La vittoria in Iraq di forze non amichevoli verso l’Iran si deve considerare sullo sfondo della decisione di Trump di ritirarsi dal Jcpoa e ripristinare le sanzioni economiche. Questa decisione ha rafforzato la volontà israeliana di contrastare la presenza e la minaccia iraniana che vengono dallo stanziamento militare di Teheran in Siria. Al tempo stesso si avverte che la Russia appoggerà il movimento di difesa dello Jcpoa assieme agli europei, ma non farà troppo per contrastare l’indebolimento dell’Iran nella regione.

Per quanto riguarda Israele, la settimana scorsa l’ultima delle diverse schermaglie aeree fra Israele e le forze iraniane in Siria si è conclusa con una seria decimazione dello schieramento iraniano mostrando che le risposte israeliane, grazie al dominio dei cieli, possono fermare l’Iran non solo sulla strada al Mediterraneo ma poi anche su quella all’arma atomica. La prodezza militare delle forze armate iraniane e delle sue legioni straniere, arrivata fin sotto l’ambito obbiettivo di Gerusalemme, potrebbe aver ironicamente iniziato a rivelare i suoi piedi di fango, con grave rischio della classe dirigente khomeinista.
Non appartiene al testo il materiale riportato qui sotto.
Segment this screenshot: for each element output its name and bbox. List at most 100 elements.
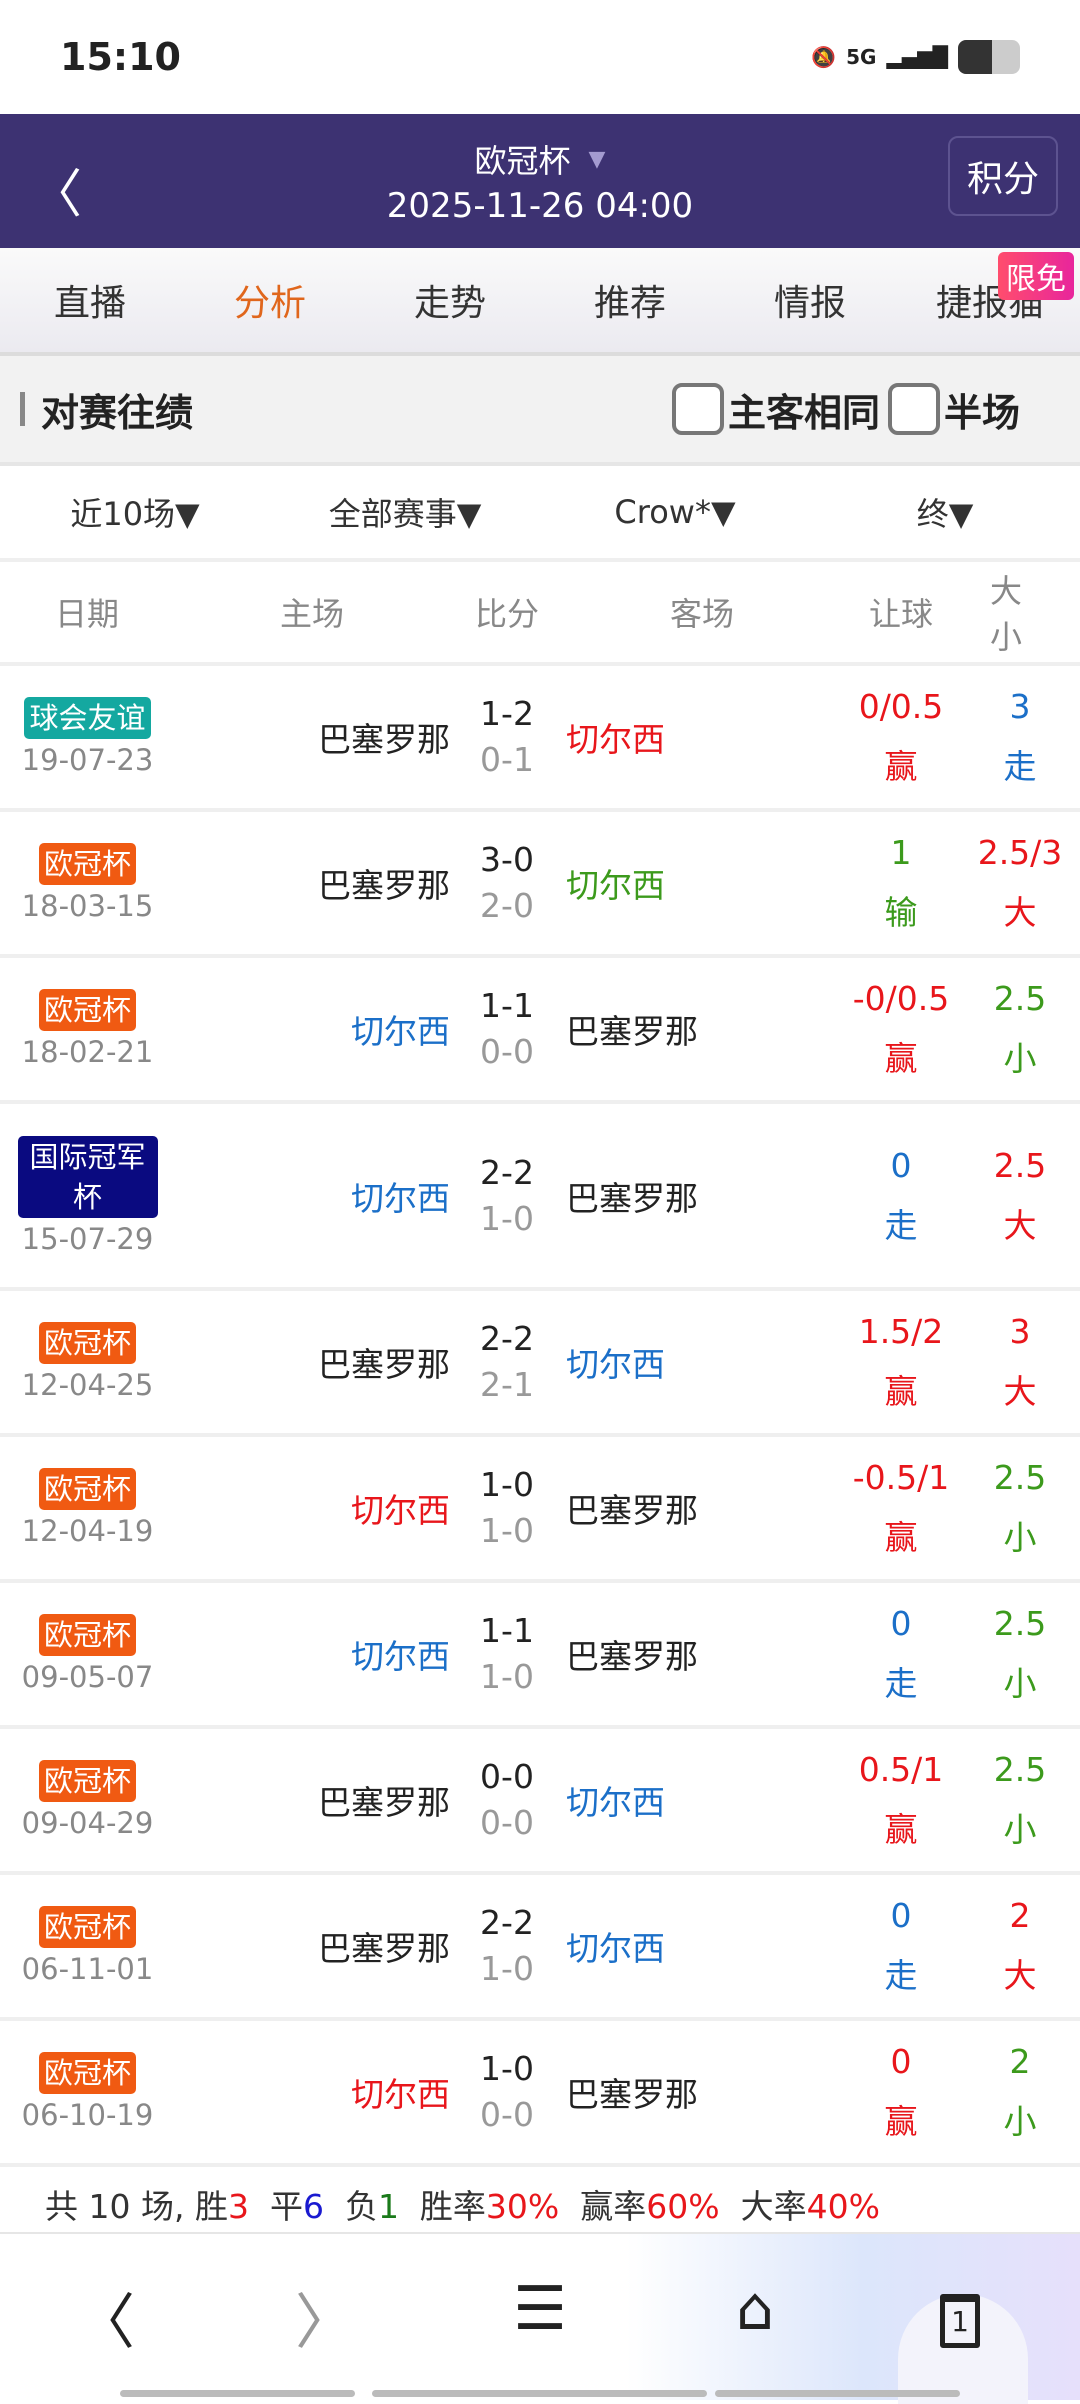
match-date: 18-03-15	[21, 889, 154, 923]
handicap-result: 赢	[884, 1372, 918, 1411]
league-tag: 欧冠杯	[38, 1322, 136, 1364]
over-under-cell: 2 大	[1004, 1875, 1037, 2017]
standings-button[interactable]: 积分	[948, 136, 1058, 216]
full-time-score: 1-0	[480, 2049, 534, 2088]
handicap-result: 赢	[884, 1518, 918, 1557]
over-under-line: 2.5/3	[977, 833, 1063, 872]
score-cell: 1-1 1-0	[480, 1583, 534, 1725]
handicap-line: -0.5/1	[852, 1458, 950, 1497]
match-row[interactable]: 国际冠军杯 15-07-29 切尔西 2-2 1-0 巴塞罗那 0 走 2.5 …	[0, 1104, 1080, 1291]
match-row[interactable]: 球会友谊 19-07-23 巴塞罗那 1-2 0-1 切尔西 0/0.5 赢 3…	[0, 666, 1080, 812]
back-arrow-icon[interactable]: 〈	[75, 2288, 135, 2358]
match-date: 12-04-19	[21, 1514, 154, 1548]
match-row[interactable]: 欧冠杯 18-02-21 切尔西 1-1 0-0 巴塞罗那 -0/0.5 赢 2…	[0, 958, 1080, 1104]
checkbox-icon	[887, 383, 940, 435]
match-row[interactable]: 欧冠杯 09-05-07 切尔西 1-1 1-0 巴塞罗那 0 走 2.5 小	[0, 1583, 1080, 1729]
home-icon[interactable]: ⌂	[735, 2274, 775, 2344]
away-team: 巴塞罗那	[566, 2075, 698, 2114]
home-team: 切尔西	[351, 2075, 450, 2114]
match-row[interactable]: 欧冠杯 18-03-15 巴塞罗那 3-0 2-0 切尔西 1 输 2.5/3 …	[0, 812, 1080, 958]
home-team: 巴塞罗那	[318, 720, 450, 759]
handicap-line: 0	[890, 1604, 912, 1643]
handicap-result: 赢	[884, 2102, 918, 2141]
match-list: 球会友谊 19-07-23 巴塞罗那 1-2 0-1 切尔西 0/0.5 赢 3…	[0, 666, 1080, 2167]
handicap-cell: 1 输	[885, 812, 918, 954]
forward-arrow-icon[interactable]: 〉	[295, 2288, 355, 2358]
away-team: 巴塞罗那	[566, 1491, 698, 1530]
full-time-score: 3-0	[480, 840, 534, 879]
tab-live[interactable]: 直播	[53, 283, 126, 324]
match-row[interactable]: 欧冠杯 06-10-19 切尔西 1-0 0-0 巴塞罗那 0 赢 2 小	[0, 2021, 1080, 2167]
full-time-score: 2-2	[480, 1152, 534, 1192]
table-header: 日期 主场 比分 客场 让球 大小	[0, 562, 1080, 666]
date-cell: 欧冠杯 18-03-15	[0, 812, 175, 954]
handicap-cell: 0 走	[885, 1583, 918, 1725]
summary-row: 共 10 场, 胜3 平6 负1 胜率30% 赢率60% 大率40%	[0, 2180, 1080, 2230]
league-selector[interactable]: 欧冠杯 ▼	[475, 136, 606, 182]
date-cell: 国际冠军杯 15-07-29	[0, 1104, 175, 1287]
home-team: 巴塞罗那	[318, 1345, 450, 1384]
date-cell: 欧冠杯 09-04-29	[0, 1729, 175, 1871]
filter-bookmaker[interactable]: Crow*▼	[614, 493, 736, 531]
match-row[interactable]: 欧冠杯 06-11-01 巴塞罗那 2-2 1-0 切尔西 0 走 2 大	[0, 1875, 1080, 2021]
half-time-score: 1-0	[480, 1657, 534, 1696]
hcprate-value: 60%	[646, 2187, 720, 2226]
score-cell: 1-2 0-1	[480, 666, 534, 808]
filter-final[interactable]: 终▼	[916, 495, 974, 533]
over-under-cell: 2 小	[1004, 2021, 1037, 2163]
match-date: 19-07-23	[21, 743, 154, 777]
full-time-score: 1-1	[480, 986, 534, 1025]
over-under-line: 2.5	[993, 979, 1047, 1018]
back-button[interactable]: 〈	[30, 165, 83, 225]
match-date: 06-11-01	[21, 1952, 154, 1986]
over-under-cell: 3 走	[1004, 666, 1037, 808]
tab-intel[interactable]: 情报	[773, 283, 846, 324]
tab-trend[interactable]: 走势	[413, 283, 486, 324]
date-cell: 欧冠杯 06-11-01	[0, 1875, 175, 2017]
checkbox-label: 主客相同	[727, 390, 880, 435]
full-time-score: 1-0	[480, 1465, 534, 1504]
tab-analysis[interactable]: 分析	[233, 283, 306, 324]
match-date: 09-04-29	[21, 1806, 154, 1840]
handicap-result: 走	[884, 1956, 918, 1995]
date-cell: 欧冠杯 18-02-21	[0, 958, 175, 1100]
over-under-result: 小	[1003, 1810, 1037, 1849]
match-row[interactable]: 欧冠杯 12-04-25 巴塞罗那 2-2 2-1 切尔西 1.5/2 赢 3 …	[0, 1291, 1080, 1437]
date-cell: 欧冠杯 12-04-25	[0, 1291, 175, 1433]
col-over-under: 大小	[990, 572, 1023, 656]
over-under-cell: 3 大	[1004, 1291, 1037, 1433]
handicap-line: 1	[890, 833, 912, 872]
over-under-result: 走	[1003, 747, 1037, 786]
same-home-away-checkbox[interactable]: 主客相同	[671, 382, 880, 437]
col-handicap: 让球	[868, 595, 934, 633]
browser-nav-bar: 〈 〉 ☰ ⌂ 1	[0, 2232, 1080, 2404]
filter-recent[interactable]: 近10场▼	[70, 495, 200, 533]
over-under-result: 大	[1003, 893, 1037, 932]
over-under-result: 小	[1003, 1518, 1037, 1557]
score-cell: 1-0 1-0	[480, 1437, 534, 1579]
match-datetime: 2025-11-26 04:00	[386, 186, 694, 226]
home-team: 巴塞罗那	[318, 1783, 450, 1822]
over-under-result: 小	[1003, 1039, 1037, 1078]
filter-competition[interactable]: 全部赛事▼	[328, 495, 482, 533]
match-date: 06-10-19	[21, 2098, 154, 2132]
match-row[interactable]: 欧冠杯 12-04-19 切尔西 1-0 1-0 巴塞罗那 -0.5/1 赢 2…	[0, 1437, 1080, 1583]
half-time-score: 0-1	[480, 740, 534, 779]
hcprate-label: 赢率	[580, 2187, 647, 2226]
score-cell: 0-0 0-0	[480, 1729, 534, 1871]
full-time-score: 2-2	[480, 1903, 534, 1942]
menu-icon[interactable]: ☰	[513, 2274, 567, 2344]
handicap-cell: 0 赢	[885, 2021, 918, 2163]
clock: 15:10	[60, 35, 181, 79]
half-time-checkbox[interactable]: 半场	[887, 382, 1020, 437]
handicap-line: -0/0.5	[852, 979, 950, 1018]
tabs-icon[interactable]: 1	[940, 2294, 980, 2348]
signal-icon: ▂▄▆█	[886, 45, 948, 69]
handicap-result: 赢	[884, 1039, 918, 1078]
loss-count: 1	[377, 2187, 399, 2226]
match-row[interactable]: 欧冠杯 09-04-29 巴塞罗那 0-0 0-0 切尔西 0.5/1 赢 2.…	[0, 1729, 1080, 1875]
tab-recommend[interactable]: 推荐	[593, 283, 666, 324]
filter-bar: 近10场▼ 全部赛事▼ Crow*▼ 终▼	[0, 466, 1080, 562]
score-cell: 3-0 2-0	[480, 812, 534, 954]
score-cell: 2-2 1-0	[480, 1104, 534, 1287]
D’altra parte, la decisione Usa di ritirarsi dallo Jcpoa, in generale non è apparsa il modo più efficace per fermare l’espansionismo regionale iraniano, che è l’obbiettivo di fondo di Trump. Vero è però che le sanzioni americane sono un pugno allo stomaco dell’economia iraniana e quindi alle ambizioni regionali e militari di Teheran. Ma è anche vero che malgrado questo pugno la classe dirigente di Teheran potrebbe sopravvivere se la sua influenza regionale restasse in piedi o continuasse a rafforzarsi sul piano politico e ideologico.

Se questa influenza invece si indebolisce, l’espansionismo iraniano difficilmente potrebbe reggere l’urto delle sanzioni. Le elezioni irachene appaiono come un segno di declino dell’influenza regionale iraniana. Questo declino e la politica di Trump verso l’Iran potrebbero rafforzarsi a vicenda e le cose per Teheran potrebbero allora cambiare. Il risultato delle elezioni irachene non è solo un buon segno per il rafforzamento della democrazia di questo Paese ma anche per il contrasto all’espansionismo di Teheran e alla destabilizzazione che ne deriva per l’intera regione.